During the election, he was endorsed by Chicago Federation of Labor, Service Employees International Union, Local 73, Chicago Firefighters Union, Local 2, LIUNA, Local 225, the Italian American Political Coalition and the Hispanic Illinois State Law Enforcement Association (HISLEA). Additionally, he received endorsements from numerous other officials in the district including U.S. Representative Dan Lipinski State Senators Don Harmon, Tony Munoz, and Martin Sandoval, State Representatives Elizabeth Hernandez, Karen Yarbrough, and Michael Zalewski, President of the Metropolitan Water Reclamation District Terrence J. O'Brien and twelve local mayors. On Election Day, he defeated incumbent Tony Peraica with 50% of the vote to Peraica's 43%.
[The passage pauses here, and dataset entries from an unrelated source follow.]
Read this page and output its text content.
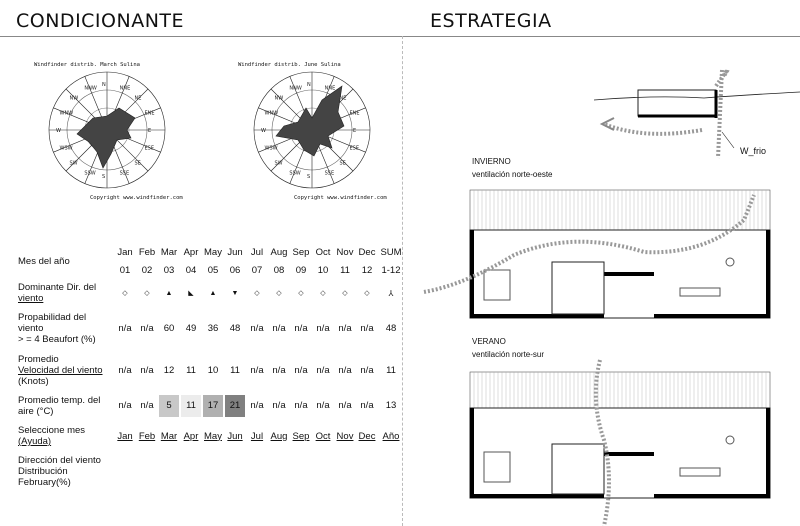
CONDICIONANTE	ESTRATEGIA
Windfinder distrib. March Sulina
N
NNE
NE
ENE
E
ESE
SE
SSE
S
SSW
SW
WSW
W
WNW
NW
NNW
Copyright www.windfinder.com
Windfinder distrib. June Sulina
N
NNE
NE
ENE
E
ESE
SE
SSE
S
SSW
SW
WSW
W
WNW
NW
NNW
Copyright www.windfinder.com
Mes del año	Jan	Feb	Mar	Apr	May	Jun	Jul	Aug	Sep	Oct	Nov	Dec	SUM
	01	02	03	04	05	06	07	08	09	10	11	12	1-12
Dominante Dir. del
viento	◇	◇	▲	◣	▲	▼	◇	◇	◇	◇	◇	◇	⅄
Propabilidad del
viento
> = 4 Beaufort (%)	n/a	n/a	60	49	36	48	n/a	n/a	n/a	n/a	n/a	n/a	48
Promedio
Velocidad del viento
(Knots)	n/a	n/a	12	11	10	11	n/a	n/a	n/a	n/a	n/a	n/a	11
Promedio temp. del
aire (°C)	n/a	n/a	5	11	17	21	n/a	n/a	n/a	n/a	n/a	n/a	13
Seleccione mes
(Ayuda)	Jan	Feb	Mar	Apr	May	Jun	Jul	Aug	Sep	Oct	Nov	Dec	Año
Dirección del viento
Distribución
February(%)													
W_frio
INVIERNO
ventilación norte-oeste
VERANO
ventilación norte-sur
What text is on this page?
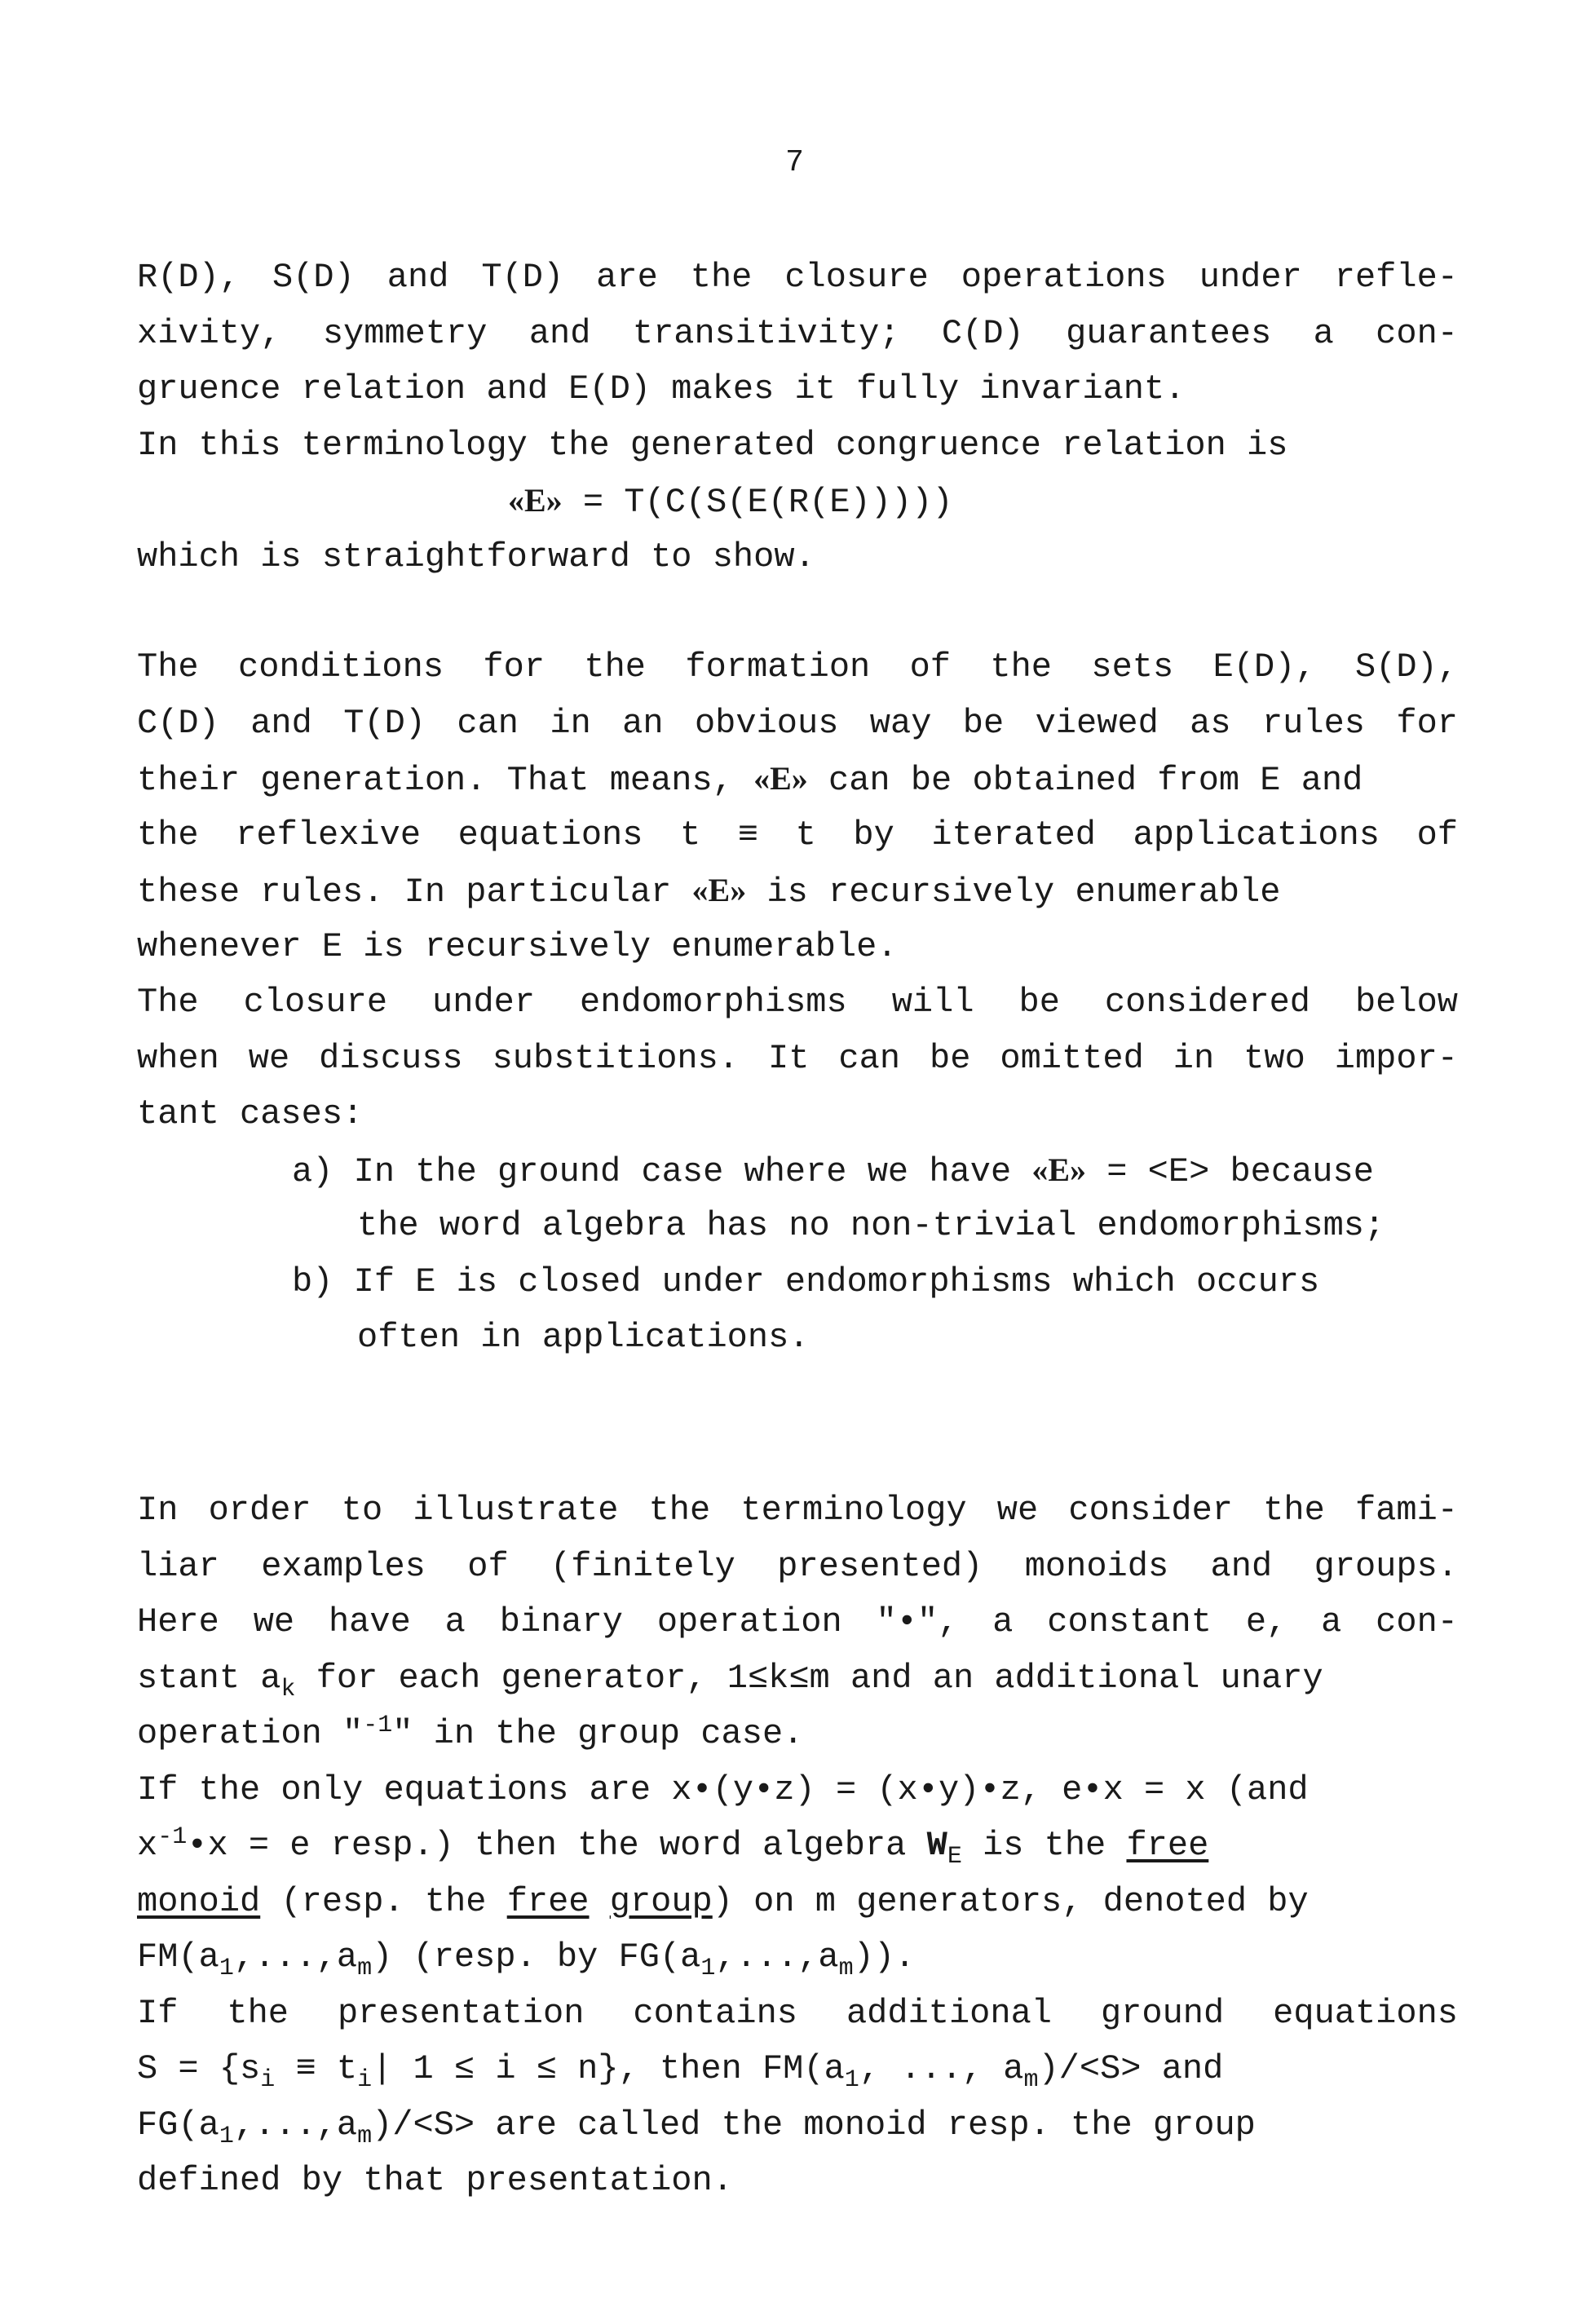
7
R(D), S(D) and T(D) are the closure operations under refle-
xivity, symmetry and transitivity; C(D) guarantees a con-
gruence relation and E(D) makes it fully invariant.
In this terminology the generated congruence relation is
«E» = T(C(S(E(R(E)))))
which is straightforward to show.
The conditions for the formation of the sets E(D), S(D),
C(D) and T(D) can in an obvious way be viewed as rules for
their generation. That means, «E» can be obtained from E and
the reflexive equations t ≡ t by iterated applications of
these rules. In particular «E» is recursively enumerable
whenever E is recursively enumerable.
The closure under endomorphisms will be considered below
when we discuss substitions. It can be omitted in two impor-
tant cases:
a) In the ground case where we have «E» = <E> because
the word algebra has no non-trivial endomorphisms;
b) If E is closed under endomorphisms which occurs
often in applications.
In order to illustrate the terminology we consider the fami-
liar examples of (finitely presented) monoids and groups.
Here we have a binary operation "•", a constant e, a con-
stant $a_k$ for each generator, 1≤k≤m and an additional unary
operation "$^{-1}$" in the group case.
If the only equations are x•(y•z) = (x•y)•z, e•x = x (and
$x^{-1}•x = e$ resp.) then the word algebra $W_E$ is the free
monoid (resp. the free group) on m generators, denoted by
$FM(a_1,...,a_m)$ (resp. by $FG(a_1,...,a_m)$).
If the presentation contains additional ground equations
$S = \{s_i \equiv t_i|$ 1 ≤ i ≤ n}, then $FM(a_1$, ..., $a_m)/<S>$ and
$FG(a_1,...,a_m)/<S>$ are called the monoid resp. the group
defined by that presentation.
As a member of the Cook County Board of Commissioners he served as the Chair Homeland Security & Emergency Management Committee and Vice Chair of the Veterans Committee. His other committee assignments were Capital Improvements, Finance - Litigation, Finance - Pension, Finance - Tax Delinquency, Finance - Workers' Compensation, Law Enforcement and Workforce, Job Development & Training Development.
Like all commissioners, he was a member of the board for the Forest Preserve District of Cook County which is responsible for the management of 68,000 acres of forest preserves and is the chairman of that board's Zoological Committee.

On March 6, 2020, Tobolski turned in his resignation from his Cook County Commissioner role, effective at the end of the month, amid a federal probe. Local Democratic Committeepersons appointed Frank Aguilar, a former Republican member of the Illinois House of Representatives from Cicero to succeed Tobolski.

==Convictions==
In 2020, Tobolski pled guilty to extortion conspiracy, related to the extortion of a local restaurant owner and filing a false tax return, but also agreed to cooperate with the government and would not be sentenced.

In August 2025, Tobolski was convicted of bribery and extortion and sentenced to four years in prison, with his jail time at this point in time set to begin in January 2026, due to his health issues. However, he would die before he could serve this prison sentence.

==Death==

Tobloski died following a short illness on November 9, 2025, at the age of 61.